L'unica battaglia che ho perso è stata quella che ho avuto paura di combattere.(Che Guevara)

domenica 24 novembre 2013

Dissicinema - Il suo nome è Tsotsi


Tsotsi significa bandito nel linguaggio di strada nella periferia di Johannesburg.
Tsotsi è il soprannome di un ragazzo di 19 anni che ha rimosso ogni ricordo del suo passato, compreso il suo vero nome.
Tsotsi conduce una vita all'insegna della violenza; riempie di botte un compagno della sua gang perché gli fa troppe domande,ruba un'automobile, ferendo la donna che la guidava, ma scopre sul sedile posteriore la presenza di un neonato. A modo suo Tsotsi incomincerà a prendersi cura di lui.

Il film è tratto da un romanzo di formazione - ambientato negli anni '50 - dello scrittore e drammaturgo Athol Fugard.
La storia è stata trasposta nell'attualità perché i temi affrontati sono universali e senza tempo: la consapevolezza di sé e la redenzione.
Lo stile è quello di un thriller psicologico in cui il protagonista sarà costretto a confrontarsi con la propria natura aggressiva e ad affrontare le conseguenze delle proprie azioni.
I personaggi - o meglio, i ragazzi - hanno un'anima duplice: dietro alla corazza di rabbia e violenza si cela la loro umanità, il loro grido di aiuto, di attenzione e di rispetto. Quello vero.

Allo sviluppo della colonna sonora del film ha collaborato anche il poeta e cantante sud-africano Vusi Mahlasela.
Vincitore dell'Oscar nel 2005 come miglior film straniero.



sabato 23 novembre 2013

lunedì 18 novembre 2013

Dissicinema - The Tracker



Tre poliziotti a cavallo inseguono un fuggitivo nell'outback australiano. Siamo nel 1922 e a guidarli è una guida aborigena. Nel gruppo pian piano serpeggiano i dissidi anche in seguito ad episodi violenti e nascono domande mai poste prima: cosa divide bianchi e neri e chi ha diritto di comandare? Rolf de Heer abbandona le 'diversità' singole (l'handicap in particolare) che erano state al centro dei suoi tre film precedenti e affronta un tema più vasto come quello della persecuzione degli aborigeni nei primi decenni del secolo scorso. Può farlo solo agli inizi del nuovo millennio perché prima questo era un tema da evitare in Australia.
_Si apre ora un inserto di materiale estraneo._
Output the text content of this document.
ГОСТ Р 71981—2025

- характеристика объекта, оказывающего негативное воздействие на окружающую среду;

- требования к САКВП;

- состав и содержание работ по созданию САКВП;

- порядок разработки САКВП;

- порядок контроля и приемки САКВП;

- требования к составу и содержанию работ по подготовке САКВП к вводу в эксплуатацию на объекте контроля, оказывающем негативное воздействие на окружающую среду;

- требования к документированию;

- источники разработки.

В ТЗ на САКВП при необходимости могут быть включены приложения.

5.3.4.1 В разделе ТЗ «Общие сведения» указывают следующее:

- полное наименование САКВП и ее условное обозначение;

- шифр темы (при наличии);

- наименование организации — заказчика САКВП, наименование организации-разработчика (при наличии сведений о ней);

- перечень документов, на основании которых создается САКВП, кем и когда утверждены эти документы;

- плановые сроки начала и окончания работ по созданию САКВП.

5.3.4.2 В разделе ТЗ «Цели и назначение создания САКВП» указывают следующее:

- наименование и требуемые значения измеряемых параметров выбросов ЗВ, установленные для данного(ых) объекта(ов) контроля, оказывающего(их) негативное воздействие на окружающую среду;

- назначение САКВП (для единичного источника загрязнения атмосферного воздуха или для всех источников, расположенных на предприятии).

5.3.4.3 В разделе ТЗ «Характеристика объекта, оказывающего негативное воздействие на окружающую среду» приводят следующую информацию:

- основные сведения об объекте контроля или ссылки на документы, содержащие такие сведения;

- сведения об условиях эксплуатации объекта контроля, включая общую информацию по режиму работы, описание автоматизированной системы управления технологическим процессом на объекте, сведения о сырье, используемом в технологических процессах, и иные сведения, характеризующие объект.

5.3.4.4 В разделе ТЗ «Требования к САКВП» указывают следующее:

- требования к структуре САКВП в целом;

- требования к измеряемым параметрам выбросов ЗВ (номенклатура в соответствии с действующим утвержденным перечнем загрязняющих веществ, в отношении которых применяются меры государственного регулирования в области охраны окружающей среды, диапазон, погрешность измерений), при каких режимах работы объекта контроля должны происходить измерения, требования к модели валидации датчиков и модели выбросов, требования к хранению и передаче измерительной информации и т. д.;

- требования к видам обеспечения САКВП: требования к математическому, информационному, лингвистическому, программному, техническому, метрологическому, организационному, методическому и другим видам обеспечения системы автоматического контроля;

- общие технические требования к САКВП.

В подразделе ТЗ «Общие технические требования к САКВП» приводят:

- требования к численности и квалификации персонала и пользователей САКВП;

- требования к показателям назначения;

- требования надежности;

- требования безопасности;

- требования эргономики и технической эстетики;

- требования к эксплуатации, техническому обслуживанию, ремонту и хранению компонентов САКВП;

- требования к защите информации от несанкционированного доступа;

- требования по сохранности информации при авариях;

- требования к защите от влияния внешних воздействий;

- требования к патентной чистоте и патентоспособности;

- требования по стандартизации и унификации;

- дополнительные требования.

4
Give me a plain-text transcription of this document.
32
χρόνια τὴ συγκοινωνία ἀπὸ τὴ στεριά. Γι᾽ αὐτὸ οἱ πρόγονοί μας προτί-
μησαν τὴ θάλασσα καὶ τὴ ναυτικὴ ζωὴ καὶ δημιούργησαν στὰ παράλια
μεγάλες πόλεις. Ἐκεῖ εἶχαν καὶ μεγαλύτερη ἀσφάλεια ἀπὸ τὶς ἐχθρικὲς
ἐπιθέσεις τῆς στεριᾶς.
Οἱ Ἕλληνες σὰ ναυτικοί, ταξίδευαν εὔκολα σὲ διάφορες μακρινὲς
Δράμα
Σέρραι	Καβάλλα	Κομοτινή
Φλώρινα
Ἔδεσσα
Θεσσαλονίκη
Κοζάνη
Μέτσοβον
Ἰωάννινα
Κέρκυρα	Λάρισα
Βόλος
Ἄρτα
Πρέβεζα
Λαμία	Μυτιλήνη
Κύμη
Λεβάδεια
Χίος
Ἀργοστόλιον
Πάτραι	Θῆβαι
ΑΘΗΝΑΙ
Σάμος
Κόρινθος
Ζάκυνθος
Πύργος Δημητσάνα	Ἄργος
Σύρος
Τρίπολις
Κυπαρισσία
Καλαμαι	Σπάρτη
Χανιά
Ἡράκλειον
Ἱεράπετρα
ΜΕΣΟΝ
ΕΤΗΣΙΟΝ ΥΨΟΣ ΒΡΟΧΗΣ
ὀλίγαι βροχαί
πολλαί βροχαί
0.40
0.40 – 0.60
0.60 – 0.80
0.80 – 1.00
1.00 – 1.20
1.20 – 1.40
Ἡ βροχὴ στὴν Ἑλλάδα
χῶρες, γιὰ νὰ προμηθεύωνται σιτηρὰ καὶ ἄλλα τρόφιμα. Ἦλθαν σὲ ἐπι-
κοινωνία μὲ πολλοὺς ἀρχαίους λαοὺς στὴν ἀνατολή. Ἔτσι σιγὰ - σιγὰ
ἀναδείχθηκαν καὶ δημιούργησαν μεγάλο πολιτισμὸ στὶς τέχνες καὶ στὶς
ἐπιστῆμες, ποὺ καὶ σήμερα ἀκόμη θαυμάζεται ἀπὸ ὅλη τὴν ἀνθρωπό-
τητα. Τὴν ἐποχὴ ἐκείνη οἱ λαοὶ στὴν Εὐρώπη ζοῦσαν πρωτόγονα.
Riesce a fondere spettacolarità e messaggio coadiuvato anche da un attore aborigeno che, terminate le riprese di questo ed altri film, torna nella sua baraccopoli.










lunedì 4 novembre 2013

Dissicinema - Le Biciclette di Pechino



Wang Xiao-shuai (1966), nel narrare una vicenda non distante da quella di Ladri di biciclette, in cui un ragazzino trova lavoro presso un corriere, una sorta di Pony Express in bicicletta, traccia lo spaccato di una società assolutamente divisa tra il consumismo sfrenato metropolitano e l'attaccamento a tradizioni rurali del passato. La ricerca della bicicletta "rubata", fonte di guadagno per Guei, pertanto un oggetto prezioso, offre lo spunto alla cinepresa per vagabondare tra le strade di Pechino, dove, malgrado tutto, sembra ancora possibile trovare e scoprire valori come la solidarietà e l'amicizia. Bravissimi gli attori, ragazzi che non sembrano aver raggiunto la maggiore età e bravo il regista della sesta generazione, Wang Xiao-shuai, per aver raccontato in modo realistico, ma non privo di poesia, una storia apparentemente semplice.





Il bel film cinese vincitore del Gran premio della Giuria all'ultimo FilmFest di Berlino, diretto da un giovane regista che sin dal suo primo film nel 1993 è stato osteggiato dalle autorità statali della Repubblica Popolare di Cina e molto apprezzato all'estero, è indirettamente ispirato a Ladri di biciclette di Vittorio de Sica. [...]
(Lietta Tornabuoni, La Stampa)



Wang Xiao-shuai racconta le storie di vita del suo paese e le contraddizioni delle grandi città, divise ancora tra la nuova ricchezza e la tradizione.